News: If you had to highlight a virtue of the people in your neighborhood, what would it be?

sanabria: The Solidarity. I name you a clear example of solidarity that happened on several occasions. Services in the neighborhood are not paid, electricity is not paid, we have gas in bottles, water is not paid either, only now are we adapting and we are going to have rights and obligations. This means that frequently, in winter or very hot seasons, there are fires in houses. That is where solidarity is seen, when a house burns in three minutes, it is not an exaggeration, in three minutes there are three hundred people collaborating with buckets, water, risking their lives trying to put out the fire. When the pandemic was, we neighbors cooked to feed families who had no resources. That is the greatest strength of the neighborhoods, and I name them all the popular neighborhoods that are four thousand four hundred in Argentina. Solidarity is strength. Also when we had to go to block streets to claim for services, for the urbanization law, for the land law, on those occasions we have also twinned.

News: How is life today in your neighborhood?

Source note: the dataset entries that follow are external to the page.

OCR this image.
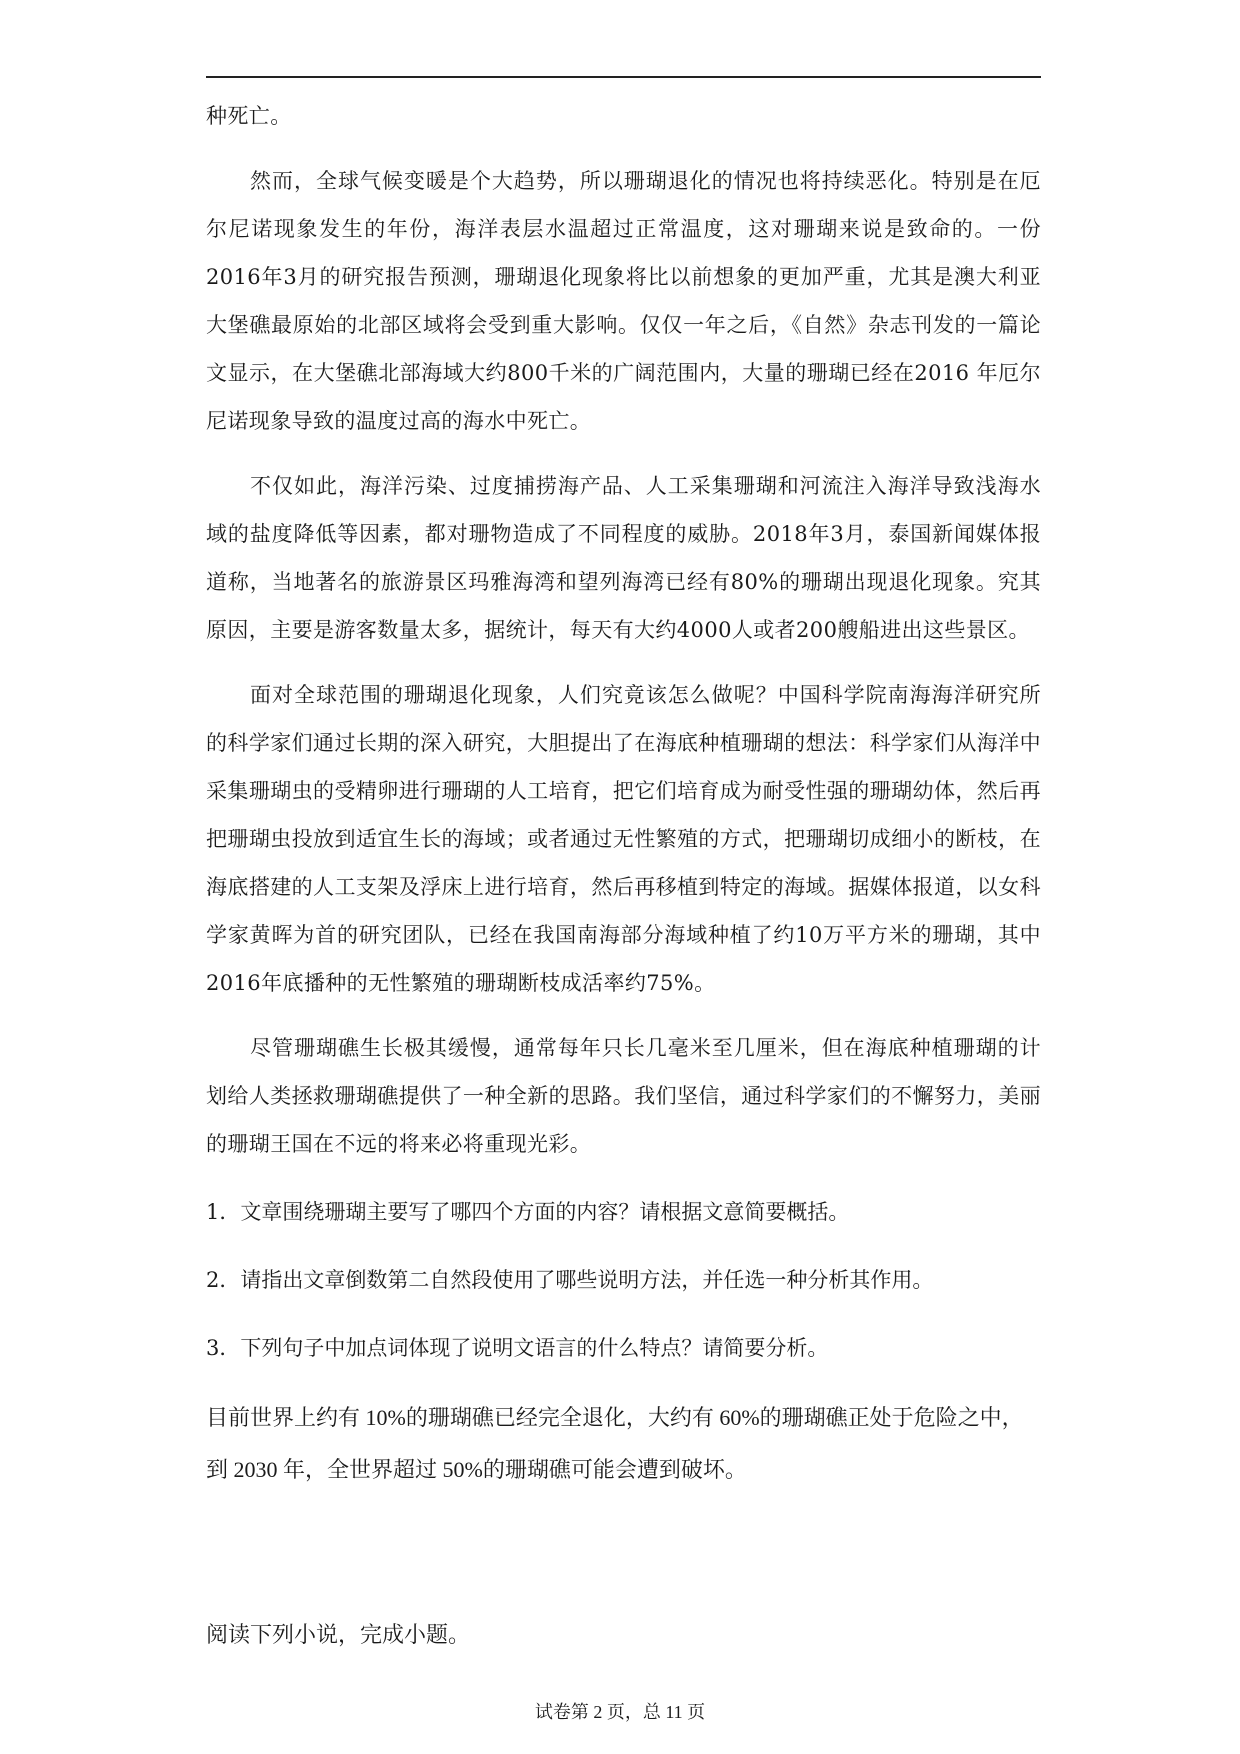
种死亡。

然而，全球气候变暖是个大趋势，所以珊瑚退化的情况也将持续恶化。特别是在厄尔尼诺现象发生的年份，海洋表层水温超过正常温度，这对珊瑚来说是致命的。一份2016年3月的研究报告预测，珊瑚退化现象将比以前想象的更加严重，尤其是澳大利亚大堡礁最原始的北部区域将会受到重大影响。仅仅一年之后，《自然》杂志刊发的一篇论文显示，在大堡礁北部海域大约800千米的广阔范围内，大量的珊瑚已经在2016 年厄尔尼诺现象导致的温度过高的海水中死亡。

不仅如此，海洋污染、过度捕捞海产品、人工采集珊瑚和河流注入海洋导致浅海水域的盐度降低等因素，都对珊物造成了不同程度的威胁。2018年3月，泰国新闻媒体报道称，当地著名的旅游景区玛雅海湾和望列海湾已经有80%的珊瑚出现退化现象。究其原因，主要是游客数量太多，据统计，每天有大约4000人或者200艘船进出这些景区。

面对全球范围的珊瑚退化现象，人们究竟该怎么做呢？中国科学院南海海洋研究所的科学家们通过长期的深入研究，大胆提出了在海底种植珊瑚的想法：科学家们从海洋中采集珊瑚虫的受精卵进行珊瑚的人工培育，把它们培育成为耐受性强的珊瑚幼体，然后再把珊瑚虫投放到适宜生长的海域；或者通过无性繁殖的方式，把珊瑚切成细小的断枝，在海底搭建的人工支架及浮床上进行培育，然后再移植到特定的海域。据媒体报道，以女科学家黄晖为首的研究团队，已经在我国南海部分海域种植了约10万平方米的珊瑚，其中2016年底播种的无性繁殖的珊瑚断枝成活率约75%。

尽管珊瑚礁生长极其缓慢，通常每年只长几毫米至几厘米，但在海底种植珊瑚的计划给人类拯救珊瑚礁提供了一种全新的思路。我们坚信，通过科学家们的不懈努力，美丽的珊瑚王国在不远的将来必将重现光彩。

1．文章围绕珊瑚主要写了哪四个方面的内容？请根据文意简要概括。

2．请指出文章倒数第二自然段使用了哪些说明方法，并任选一种分析其作用。

3．下列句子中加点词体现了说明文语言的什么特点？请简要分析。

目前世界上约有 10%的珊瑚礁已经完全退化，大约有 60%的珊瑚礁正处于危险之中，到 2030 年，全世界超过 50%的珊瑚礁可能会遭到破坏。

阅读下列小说，完成小题。

试卷第 2 页，总 11 页
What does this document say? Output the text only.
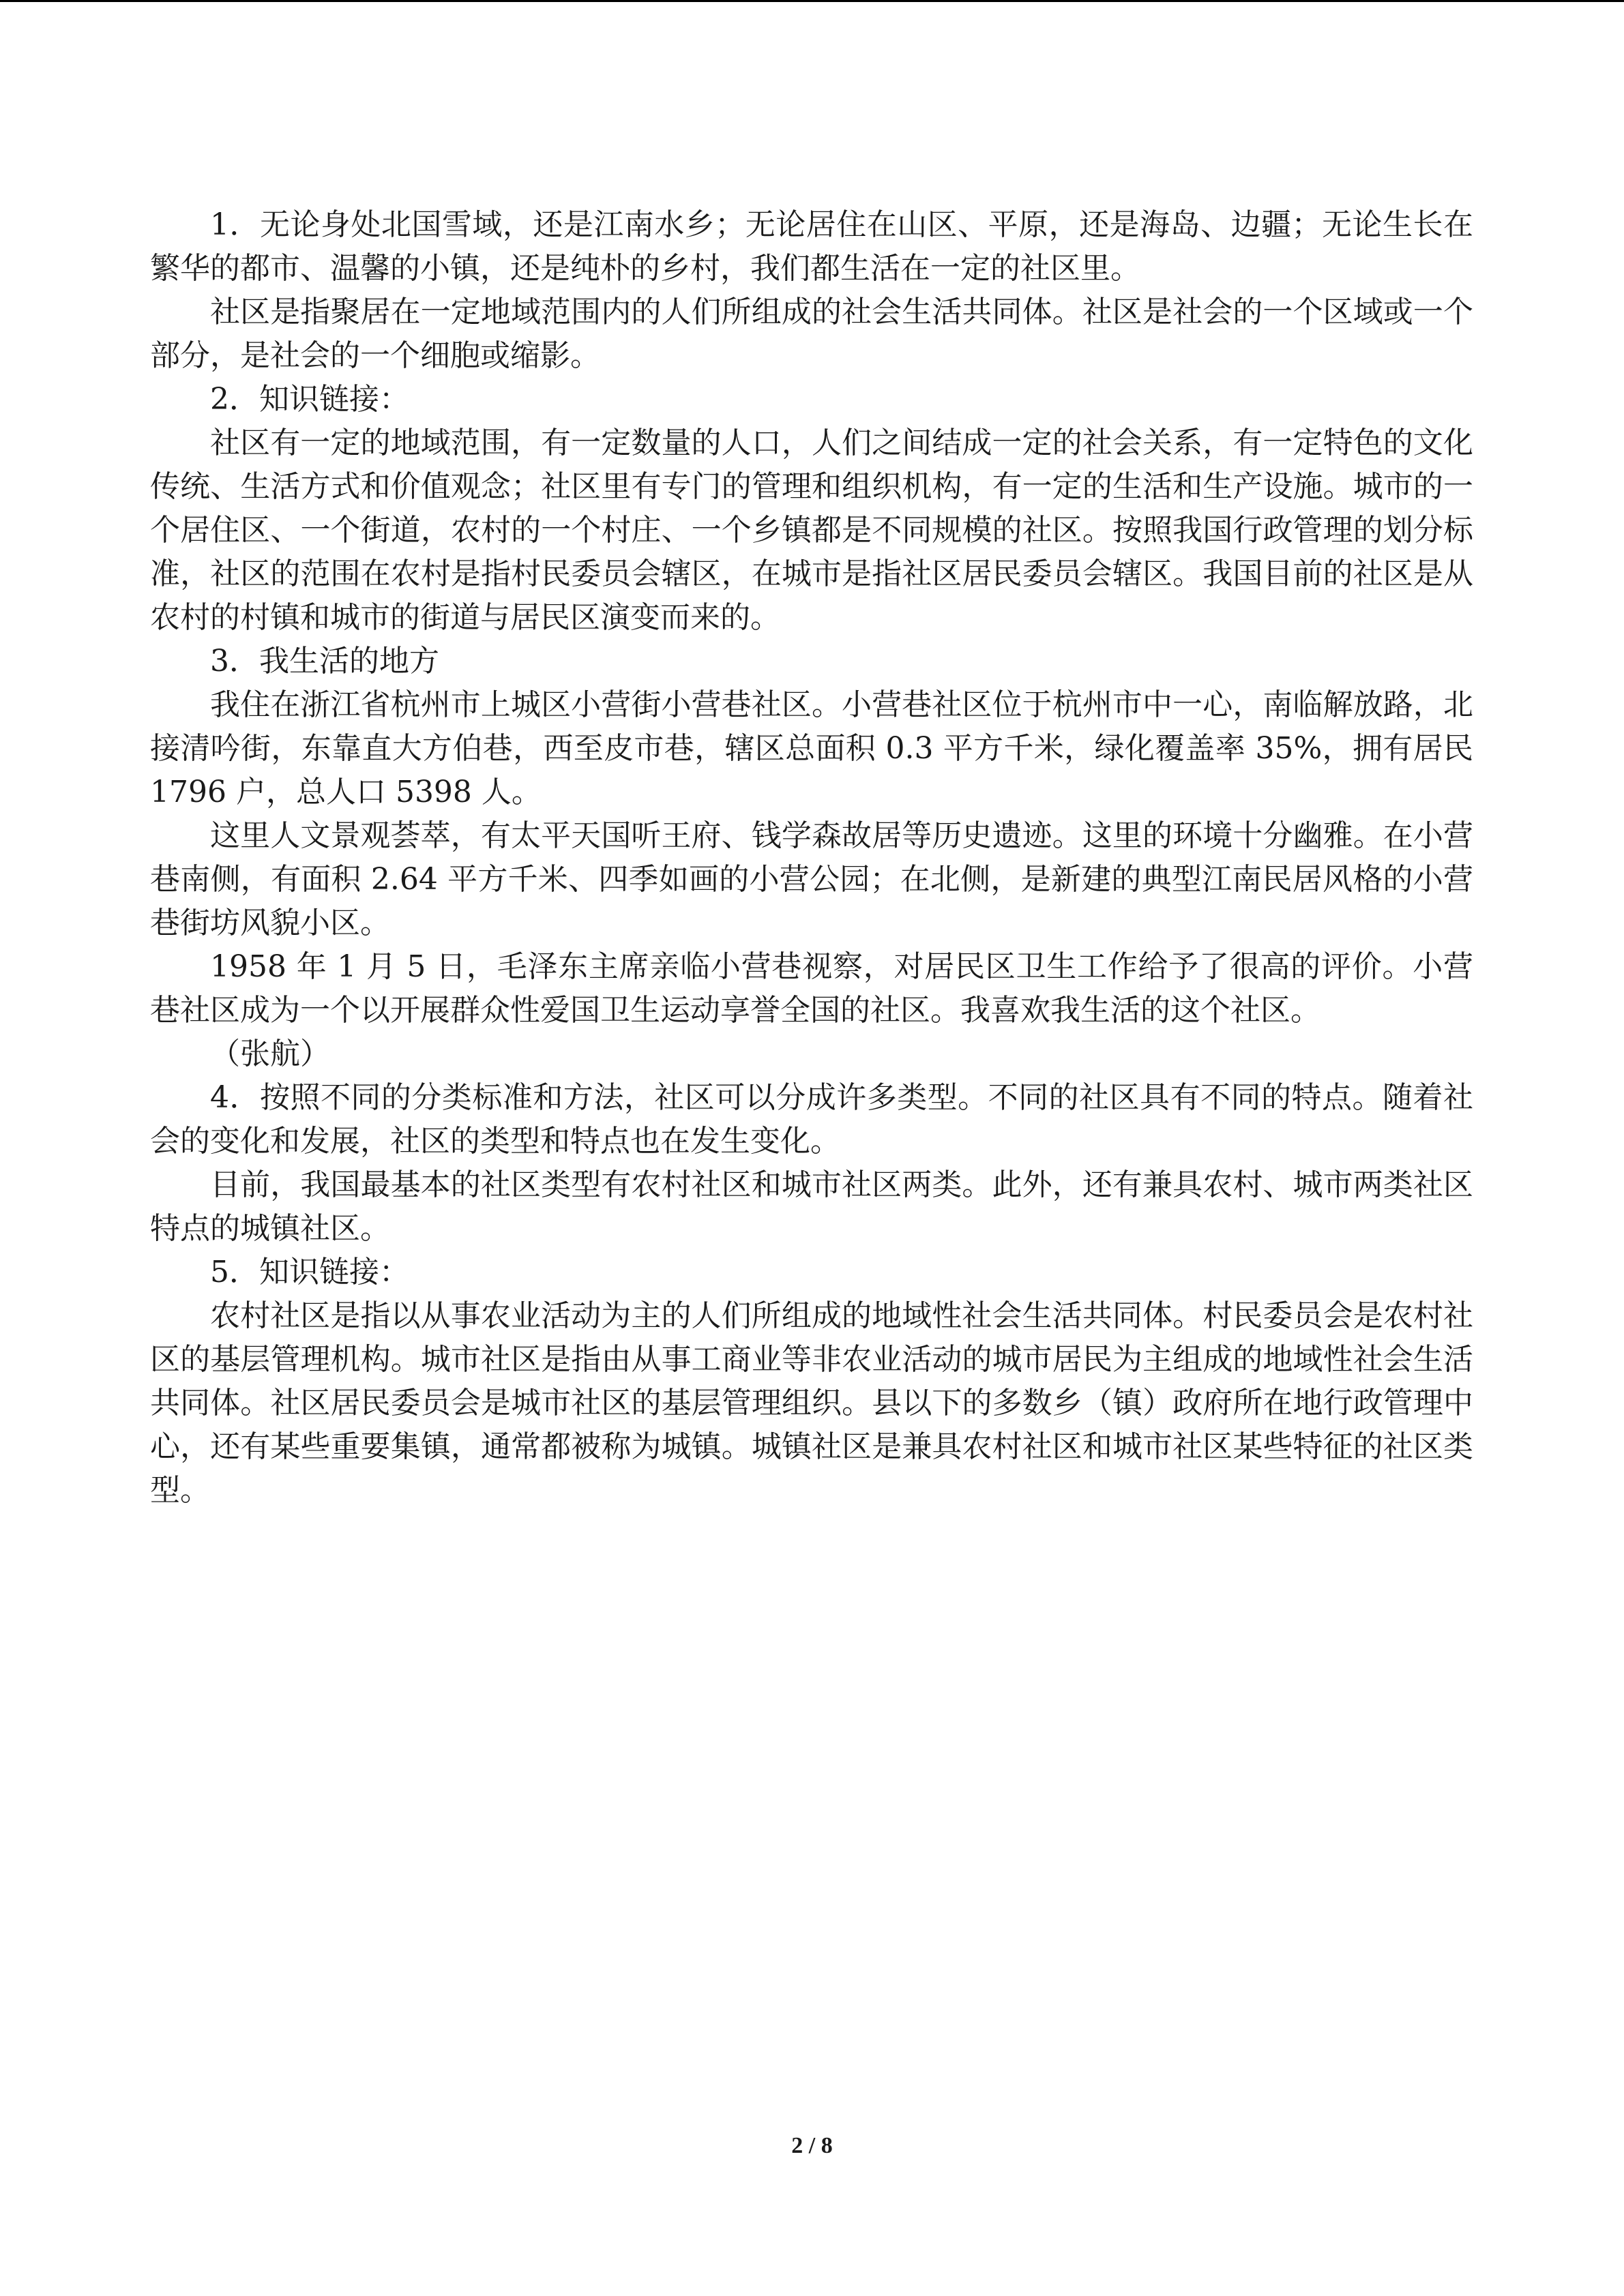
1．无论身处北国雪域，还是江南水乡；无论居住在山区、平原，还是海岛、边疆；无论生长在繁华的都市、温馨的小镇，还是纯朴的乡村，我们都生活在一定的社区里。

社区是指聚居在一定地域范围内的人们所组成的社会生活共同体。社区是社会的一个区域或一个部分，是社会的一个细胞或缩影。

2．知识链接：

社区有一定的地域范围，有一定数量的人口，人们之间结成一定的社会关系，有一定特色的文化传统、生活方式和价值观念；社区里有专门的管理和组织机构，有一定的生活和生产设施。城市的一个居住区、一个街道，农村的一个村庄、一个乡镇都是不同规模的社区。按照我国行政管理的划分标准，社区的范围在农村是指村民委员会辖区，在城市是指社区居民委员会辖区。我国目前的社区是从农村的村镇和城市的街道与居民区演变而来的。

3．我生活的地方

我住在浙江省杭州市上城区小营街小营巷社区。小营巷社区位于杭州市中一心，南临解放路，北接清吟街，东靠直大方伯巷，西至皮市巷，辖区总面积 0.3 平方千米，绿化覆盖率 35%，拥有居民 1796 户，总人口 5398 人。

这里人文景观荟萃，有太平天国听王府、钱学森故居等历史遗迹。这里的环境十分幽雅。在小营巷南侧，有面积 2.64 平方千米、四季如画的小营公园；在北侧，是新建的典型江南民居风格的小营巷街坊风貌小区。

1958 年 1 月 5 日，毛泽东主席亲临小营巷视察，对居民区卫生工作给予了很高的评价。小营巷社区成为一个以开展群众性爱国卫生运动享誉全国的社区。我喜欢我生活的这个社区。

（张航）

4．按照不同的分类标准和方法，社区可以分成许多类型。不同的社区具有不同的特点。随着社会的变化和发展，社区的类型和特点也在发生变化。

目前，我国最基本的社区类型有农村社区和城市社区两类。此外，还有兼具农村、城市两类社区特点的城镇社区。

5．知识链接：

农村社区是指以从事农业活动为主的人们所组成的地域性社会生活共同体。村民委员会是农村社区的基层管理机构。城市社区是指由从事工商业等非农业活动的城市居民为主组成的地域性社会生活共同体。社区居民委员会是城市社区的基层管理组织。县以下的多数乡（镇）政府所在地行政管理中心，还有某些重要集镇，通常都被称为城镇。城镇社区是兼具农村社区和城市社区某些特征的社区类型。

2 / 8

Sanabria: Lpeople from popular neighborhoods always have a bad time because prices rise with inflation and the popular sectors are the ones that suffer the most. In the pandemic we had a very bad time, because Barrio 31 was one of the first neighborhoods where the coronavirus broke out. The overcrowding, the context of constructions so close to each other made the contagion more frequent. Unfortunately we lost many historic neighbors in our struggle, I tell about it in the book. There is a chapter referring to the pandemic and I pay homage to those neighbors who unfortunately died from the virus: Ramona Medina, a referent of the Powerful Throat, she was claiming for the water cut in the middle of the pandemic, Gladys Argañarás who is a referent from a dining room that also passed away, the dining room he used to go to when he was a boy, Pablo Alemán, another benchmark who passed away, he worked disinfecting the streets, we affectionately called him “the searcher”.

*Gabriela Fernández Rosman is a student at the Profile School of Communication.